Interpretation of exemption provisions
Interpretation of exemption provisions
The Tax Court gave judgment in the matter of ABC (Pty) Ltd vCommissioner for the South African Revenue Service (case number 13512, as yet unreported) on 30 March 2015.
Even though the case concerned secondary tax on companies (STC), which has been replaced by dividends tax, it is interesting to see how the court dealt with the interpretation of an exemption provision.

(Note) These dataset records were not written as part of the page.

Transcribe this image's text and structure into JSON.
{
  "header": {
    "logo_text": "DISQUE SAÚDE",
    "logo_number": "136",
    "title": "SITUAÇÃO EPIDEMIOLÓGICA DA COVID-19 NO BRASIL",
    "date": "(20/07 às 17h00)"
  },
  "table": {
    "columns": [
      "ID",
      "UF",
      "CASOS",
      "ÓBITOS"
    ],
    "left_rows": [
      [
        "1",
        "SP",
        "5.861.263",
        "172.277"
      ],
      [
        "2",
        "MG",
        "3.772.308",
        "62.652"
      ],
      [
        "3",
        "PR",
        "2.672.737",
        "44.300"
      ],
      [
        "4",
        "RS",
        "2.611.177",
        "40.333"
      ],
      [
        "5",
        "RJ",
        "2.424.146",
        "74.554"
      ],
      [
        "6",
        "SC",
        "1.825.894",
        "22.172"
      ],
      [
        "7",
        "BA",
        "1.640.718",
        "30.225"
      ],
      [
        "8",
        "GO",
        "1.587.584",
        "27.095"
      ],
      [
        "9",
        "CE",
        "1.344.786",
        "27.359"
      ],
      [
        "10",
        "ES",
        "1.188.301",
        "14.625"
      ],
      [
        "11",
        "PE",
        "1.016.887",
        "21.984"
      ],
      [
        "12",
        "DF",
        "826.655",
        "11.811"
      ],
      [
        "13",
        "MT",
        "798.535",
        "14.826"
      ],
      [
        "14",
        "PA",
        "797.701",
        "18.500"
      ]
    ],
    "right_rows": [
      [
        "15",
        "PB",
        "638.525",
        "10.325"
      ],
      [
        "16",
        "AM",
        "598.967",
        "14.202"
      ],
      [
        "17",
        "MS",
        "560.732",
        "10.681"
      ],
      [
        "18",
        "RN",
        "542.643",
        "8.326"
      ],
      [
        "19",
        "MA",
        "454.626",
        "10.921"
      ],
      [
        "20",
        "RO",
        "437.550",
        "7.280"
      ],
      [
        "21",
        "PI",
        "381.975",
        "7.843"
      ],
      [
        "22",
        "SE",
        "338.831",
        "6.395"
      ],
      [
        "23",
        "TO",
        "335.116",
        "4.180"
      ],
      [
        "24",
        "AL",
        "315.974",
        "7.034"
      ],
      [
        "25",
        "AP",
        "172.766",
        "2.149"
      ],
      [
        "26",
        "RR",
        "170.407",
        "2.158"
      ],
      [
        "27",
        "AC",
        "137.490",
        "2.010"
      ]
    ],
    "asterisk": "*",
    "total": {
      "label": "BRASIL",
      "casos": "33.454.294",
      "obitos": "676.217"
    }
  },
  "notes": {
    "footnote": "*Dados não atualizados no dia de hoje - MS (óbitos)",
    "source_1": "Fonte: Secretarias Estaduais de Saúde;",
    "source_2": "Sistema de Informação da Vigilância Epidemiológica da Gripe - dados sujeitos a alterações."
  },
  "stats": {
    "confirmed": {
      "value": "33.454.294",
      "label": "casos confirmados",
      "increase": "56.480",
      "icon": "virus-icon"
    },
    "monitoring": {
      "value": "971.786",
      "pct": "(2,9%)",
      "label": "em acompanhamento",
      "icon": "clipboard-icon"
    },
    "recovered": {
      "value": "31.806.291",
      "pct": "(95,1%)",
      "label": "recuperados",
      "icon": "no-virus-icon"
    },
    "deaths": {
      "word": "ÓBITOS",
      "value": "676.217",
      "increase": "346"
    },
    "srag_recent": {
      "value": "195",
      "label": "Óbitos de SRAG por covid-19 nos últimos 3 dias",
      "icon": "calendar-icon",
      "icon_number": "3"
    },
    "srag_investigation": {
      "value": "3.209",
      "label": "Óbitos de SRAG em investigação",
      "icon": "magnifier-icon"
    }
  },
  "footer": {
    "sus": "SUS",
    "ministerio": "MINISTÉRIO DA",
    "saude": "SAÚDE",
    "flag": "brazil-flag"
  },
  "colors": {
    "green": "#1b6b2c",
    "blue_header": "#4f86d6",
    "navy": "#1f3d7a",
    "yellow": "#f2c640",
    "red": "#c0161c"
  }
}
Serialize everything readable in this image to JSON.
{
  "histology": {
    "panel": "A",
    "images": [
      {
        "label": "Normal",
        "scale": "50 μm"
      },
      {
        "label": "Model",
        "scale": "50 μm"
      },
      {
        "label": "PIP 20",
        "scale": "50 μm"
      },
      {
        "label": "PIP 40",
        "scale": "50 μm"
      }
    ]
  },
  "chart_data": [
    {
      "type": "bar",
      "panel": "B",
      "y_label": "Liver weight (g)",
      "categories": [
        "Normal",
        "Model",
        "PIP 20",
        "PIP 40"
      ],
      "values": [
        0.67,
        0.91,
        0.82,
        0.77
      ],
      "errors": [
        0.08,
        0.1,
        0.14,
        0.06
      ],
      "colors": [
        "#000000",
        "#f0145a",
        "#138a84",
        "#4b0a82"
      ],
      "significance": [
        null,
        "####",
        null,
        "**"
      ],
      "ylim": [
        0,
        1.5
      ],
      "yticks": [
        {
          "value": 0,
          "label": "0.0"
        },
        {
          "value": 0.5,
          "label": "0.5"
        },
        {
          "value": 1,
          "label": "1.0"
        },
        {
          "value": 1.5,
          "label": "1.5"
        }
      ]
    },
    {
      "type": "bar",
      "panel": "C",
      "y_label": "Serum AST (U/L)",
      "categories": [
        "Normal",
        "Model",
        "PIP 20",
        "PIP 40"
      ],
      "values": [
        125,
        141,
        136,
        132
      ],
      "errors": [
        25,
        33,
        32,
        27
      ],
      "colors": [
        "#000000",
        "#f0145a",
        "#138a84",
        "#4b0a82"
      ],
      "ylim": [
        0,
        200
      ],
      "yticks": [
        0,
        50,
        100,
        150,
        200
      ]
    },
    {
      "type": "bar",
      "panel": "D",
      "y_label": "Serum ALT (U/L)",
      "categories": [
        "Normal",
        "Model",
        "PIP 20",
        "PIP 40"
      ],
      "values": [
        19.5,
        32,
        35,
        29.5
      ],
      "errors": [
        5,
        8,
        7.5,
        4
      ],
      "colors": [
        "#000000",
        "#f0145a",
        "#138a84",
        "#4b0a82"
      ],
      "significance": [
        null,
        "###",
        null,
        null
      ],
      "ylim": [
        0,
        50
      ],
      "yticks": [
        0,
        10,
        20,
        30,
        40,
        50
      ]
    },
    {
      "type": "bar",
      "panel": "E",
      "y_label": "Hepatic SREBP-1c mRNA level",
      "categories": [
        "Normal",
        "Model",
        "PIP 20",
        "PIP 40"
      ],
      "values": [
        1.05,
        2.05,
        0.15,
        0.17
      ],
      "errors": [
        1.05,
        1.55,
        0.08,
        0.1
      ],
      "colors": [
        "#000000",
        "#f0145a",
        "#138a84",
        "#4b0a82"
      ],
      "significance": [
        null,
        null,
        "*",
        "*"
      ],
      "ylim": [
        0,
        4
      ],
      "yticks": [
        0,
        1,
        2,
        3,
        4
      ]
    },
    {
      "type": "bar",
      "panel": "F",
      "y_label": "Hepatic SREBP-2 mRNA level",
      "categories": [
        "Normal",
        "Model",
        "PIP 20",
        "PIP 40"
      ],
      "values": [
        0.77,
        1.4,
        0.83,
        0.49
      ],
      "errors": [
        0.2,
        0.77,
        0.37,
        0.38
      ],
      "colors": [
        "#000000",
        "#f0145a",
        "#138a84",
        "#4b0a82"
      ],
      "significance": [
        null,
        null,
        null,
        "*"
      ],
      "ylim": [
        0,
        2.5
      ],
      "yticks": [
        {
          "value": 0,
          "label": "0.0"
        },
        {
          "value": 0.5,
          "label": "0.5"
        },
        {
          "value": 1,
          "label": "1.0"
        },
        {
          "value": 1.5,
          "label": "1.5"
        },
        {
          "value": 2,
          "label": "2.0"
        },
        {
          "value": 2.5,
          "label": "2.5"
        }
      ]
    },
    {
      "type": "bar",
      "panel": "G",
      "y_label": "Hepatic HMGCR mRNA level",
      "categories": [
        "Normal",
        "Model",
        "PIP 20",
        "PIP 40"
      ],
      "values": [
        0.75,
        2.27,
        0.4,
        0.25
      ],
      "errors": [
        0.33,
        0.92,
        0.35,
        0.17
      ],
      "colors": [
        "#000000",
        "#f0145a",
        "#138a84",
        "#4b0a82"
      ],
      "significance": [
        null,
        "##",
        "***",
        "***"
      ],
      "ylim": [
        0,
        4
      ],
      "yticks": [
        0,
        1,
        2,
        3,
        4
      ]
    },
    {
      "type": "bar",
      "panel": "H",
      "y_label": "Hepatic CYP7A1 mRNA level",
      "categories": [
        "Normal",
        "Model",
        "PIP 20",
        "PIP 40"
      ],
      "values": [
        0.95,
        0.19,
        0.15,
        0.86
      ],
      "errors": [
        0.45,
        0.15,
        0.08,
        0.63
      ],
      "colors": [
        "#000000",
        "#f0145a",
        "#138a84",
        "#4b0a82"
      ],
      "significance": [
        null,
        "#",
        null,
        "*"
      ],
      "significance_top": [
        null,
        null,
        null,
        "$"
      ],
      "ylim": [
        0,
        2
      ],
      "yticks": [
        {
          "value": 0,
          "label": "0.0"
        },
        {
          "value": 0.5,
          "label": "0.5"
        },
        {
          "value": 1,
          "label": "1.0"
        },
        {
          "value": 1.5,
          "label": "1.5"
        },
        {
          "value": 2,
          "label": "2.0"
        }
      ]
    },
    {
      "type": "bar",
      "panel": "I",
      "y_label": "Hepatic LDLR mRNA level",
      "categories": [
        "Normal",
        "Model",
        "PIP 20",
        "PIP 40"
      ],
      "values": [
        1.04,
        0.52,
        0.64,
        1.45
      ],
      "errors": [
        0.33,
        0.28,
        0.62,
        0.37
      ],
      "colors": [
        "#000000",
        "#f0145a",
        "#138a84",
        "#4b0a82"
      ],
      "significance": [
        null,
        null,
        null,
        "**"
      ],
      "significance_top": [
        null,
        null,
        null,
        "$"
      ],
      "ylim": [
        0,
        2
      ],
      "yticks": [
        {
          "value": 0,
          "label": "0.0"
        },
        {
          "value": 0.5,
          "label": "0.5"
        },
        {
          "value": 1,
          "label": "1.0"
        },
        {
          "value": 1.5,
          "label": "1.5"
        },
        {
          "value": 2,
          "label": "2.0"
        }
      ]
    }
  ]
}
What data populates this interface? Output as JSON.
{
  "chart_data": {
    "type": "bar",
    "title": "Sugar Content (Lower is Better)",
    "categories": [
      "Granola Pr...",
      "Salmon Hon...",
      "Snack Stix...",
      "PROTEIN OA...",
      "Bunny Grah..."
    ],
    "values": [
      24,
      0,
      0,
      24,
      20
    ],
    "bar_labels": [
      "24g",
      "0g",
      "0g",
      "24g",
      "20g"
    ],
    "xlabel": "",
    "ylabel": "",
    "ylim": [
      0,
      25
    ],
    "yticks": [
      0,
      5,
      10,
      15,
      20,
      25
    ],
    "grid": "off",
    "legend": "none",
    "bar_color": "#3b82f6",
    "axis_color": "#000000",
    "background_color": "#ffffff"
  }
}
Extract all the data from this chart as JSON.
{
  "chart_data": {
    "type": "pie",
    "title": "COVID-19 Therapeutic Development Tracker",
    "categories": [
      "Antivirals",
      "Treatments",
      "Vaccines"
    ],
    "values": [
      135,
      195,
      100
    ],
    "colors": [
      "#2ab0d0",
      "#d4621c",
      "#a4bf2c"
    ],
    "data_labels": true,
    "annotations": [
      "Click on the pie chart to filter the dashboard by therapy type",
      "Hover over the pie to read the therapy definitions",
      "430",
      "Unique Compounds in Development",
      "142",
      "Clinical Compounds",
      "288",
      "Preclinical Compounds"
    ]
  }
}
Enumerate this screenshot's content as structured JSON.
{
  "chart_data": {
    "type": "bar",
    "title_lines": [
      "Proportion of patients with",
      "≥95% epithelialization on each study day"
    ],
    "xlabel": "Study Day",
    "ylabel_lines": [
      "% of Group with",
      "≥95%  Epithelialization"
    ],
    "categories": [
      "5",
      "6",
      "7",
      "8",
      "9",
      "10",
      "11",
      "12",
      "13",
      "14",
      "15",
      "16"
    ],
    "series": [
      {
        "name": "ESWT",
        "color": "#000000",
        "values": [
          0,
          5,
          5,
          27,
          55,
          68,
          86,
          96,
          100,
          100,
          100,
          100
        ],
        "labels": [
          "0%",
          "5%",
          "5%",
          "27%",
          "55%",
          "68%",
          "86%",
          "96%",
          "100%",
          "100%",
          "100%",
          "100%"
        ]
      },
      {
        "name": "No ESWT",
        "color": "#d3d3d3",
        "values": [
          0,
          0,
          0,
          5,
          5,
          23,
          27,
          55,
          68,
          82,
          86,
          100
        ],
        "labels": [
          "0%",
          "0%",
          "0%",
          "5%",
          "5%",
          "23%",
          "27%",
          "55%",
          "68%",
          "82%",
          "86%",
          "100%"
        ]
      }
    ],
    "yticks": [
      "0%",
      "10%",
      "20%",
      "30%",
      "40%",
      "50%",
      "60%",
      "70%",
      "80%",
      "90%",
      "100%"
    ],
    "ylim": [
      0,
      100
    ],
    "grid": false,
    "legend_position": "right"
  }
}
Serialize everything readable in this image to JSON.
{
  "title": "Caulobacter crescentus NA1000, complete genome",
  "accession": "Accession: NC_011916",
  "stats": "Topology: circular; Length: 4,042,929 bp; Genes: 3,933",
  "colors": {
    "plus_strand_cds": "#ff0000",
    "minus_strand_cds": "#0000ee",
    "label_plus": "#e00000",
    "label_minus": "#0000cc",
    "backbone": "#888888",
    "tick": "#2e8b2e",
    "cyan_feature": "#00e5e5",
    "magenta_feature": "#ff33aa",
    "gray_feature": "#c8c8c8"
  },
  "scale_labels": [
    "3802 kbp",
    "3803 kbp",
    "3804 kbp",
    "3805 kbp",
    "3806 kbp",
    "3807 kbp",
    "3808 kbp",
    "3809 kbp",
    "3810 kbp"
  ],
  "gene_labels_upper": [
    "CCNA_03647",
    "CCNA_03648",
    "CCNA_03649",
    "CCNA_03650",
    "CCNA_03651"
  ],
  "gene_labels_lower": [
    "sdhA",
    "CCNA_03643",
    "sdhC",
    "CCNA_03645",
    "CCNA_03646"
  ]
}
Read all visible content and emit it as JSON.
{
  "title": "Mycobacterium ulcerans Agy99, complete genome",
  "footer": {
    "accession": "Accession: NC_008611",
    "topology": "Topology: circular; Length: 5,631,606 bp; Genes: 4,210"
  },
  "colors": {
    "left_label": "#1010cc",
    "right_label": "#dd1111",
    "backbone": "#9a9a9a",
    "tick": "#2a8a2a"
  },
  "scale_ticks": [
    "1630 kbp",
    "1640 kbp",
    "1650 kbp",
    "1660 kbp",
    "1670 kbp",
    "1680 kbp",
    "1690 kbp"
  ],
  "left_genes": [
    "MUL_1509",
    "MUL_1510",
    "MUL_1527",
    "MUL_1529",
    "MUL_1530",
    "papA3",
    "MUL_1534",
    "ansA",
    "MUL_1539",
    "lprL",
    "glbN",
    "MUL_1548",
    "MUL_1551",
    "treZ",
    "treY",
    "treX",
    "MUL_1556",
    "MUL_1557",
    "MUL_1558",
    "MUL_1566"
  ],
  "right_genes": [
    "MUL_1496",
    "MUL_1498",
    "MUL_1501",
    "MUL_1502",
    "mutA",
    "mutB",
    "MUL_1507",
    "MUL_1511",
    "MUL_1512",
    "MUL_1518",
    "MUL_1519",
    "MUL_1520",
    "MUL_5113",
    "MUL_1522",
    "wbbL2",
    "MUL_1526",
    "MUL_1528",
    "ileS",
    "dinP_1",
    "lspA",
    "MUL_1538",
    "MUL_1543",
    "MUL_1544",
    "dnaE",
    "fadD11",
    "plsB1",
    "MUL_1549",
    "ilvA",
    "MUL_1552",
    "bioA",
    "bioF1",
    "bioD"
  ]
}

The South African Revenue Service (SARS) assessed the taxpayer for STC in terms of s64B(2) of the Income Tax Act, No 58 of 1962 (Act) on the basis that certain loans made by the taxpayer were loans as contemplated in s64C(2)(g) of the Act. In terms of s64C(2)(g) of the Act, loans made to shareholders or connected persons in relation to such shareholders, are deemed to be dividends.
The taxpayer was a wholly-owned subsidiary of trust X. The taxpayer was part of a group, and it was a property-owning company as well as a treasury company. Interest-free loans were made to the taxpayer, and the taxpayer in turn made interest-free loans to certain borrowers. The loans made by the taxpayer were the subject of the dispute.
The taxpayer did not dispute that the loans were made to its shareholders or connected persons in relation to its shareholders, but relied on an exemption contained in s64C(4)(bA) of the Act.
Section 64C(4)(bA) provided that there will be no deemed dividend:
“…to the extent of any consideration received by that company in exchange for –
(i).. the cash or asset distributed, transferred or otherwise disposed of; or
(ii). any other benefit granted as contemplated in subsection (2)…”
The court noted that STC was a tax imposed on the dividends distributed by a company, and a dividend is essentially a distribution by a company of its profits. The underlying principle of STC was therefore for the state to share in the profits of a company.
The taxpayer argued that, in extending the loans, it did not distribute any of its profits, but merely acted as a conduit of the incoming loans.
SARS argued that, for the loans to qualify for exemption, the loans had to comply with s64C(4)(d) of the Act, which provided that a loan would be exempt from being deemed a dividend where, “a rate of interest not less than the official rate of interest …is payable by the shareholder or any connected person in relation to the shareholder…”
SARS’s submission was based on the argument that s64C(4)(d) of the Act dealt specifically with loans, and only loans of this kind qualified for exemption. The other exemption provisions, such as that contained in s64C(4)(bA) of the Act, could not apply because of the application of the maxim expressio unius est exclusion alterius: the mention of one matter excludes the other.
However, the court ruled that the maxim could not be relied on in this matter, and that it does not always follow that the mention of one matter excludes all others. The maxim should only be used with great caution. The court held that without clear words to that effect, it could not have been the intention of the legislature that only loans contemplated in s64C(4)(d) could be exempt.
SARS also argued that s64C(4)(dA), on which the taxpayer relied, was not applicable because the loans were interest free and thus no consideration was received by the taxpayer.
However, the court held that due to the nature of the arrangement between the parties, the taxpayer received quid pro quo for granting the interest-free loans, being interest-free incoming loans.
It was noted that the use of the taxpayer as a conduit was, according to a witness, rather bizarre. However, the court was quick to point out that SARS did not rely on anything to the effect that there was something sinister about the arrangements, and that “taxpayers are entitled to arrange their affairs in the manner they wish as long as the confines of the law are respected.” Accordingly, the appeal was upheld and the assessments were set aside.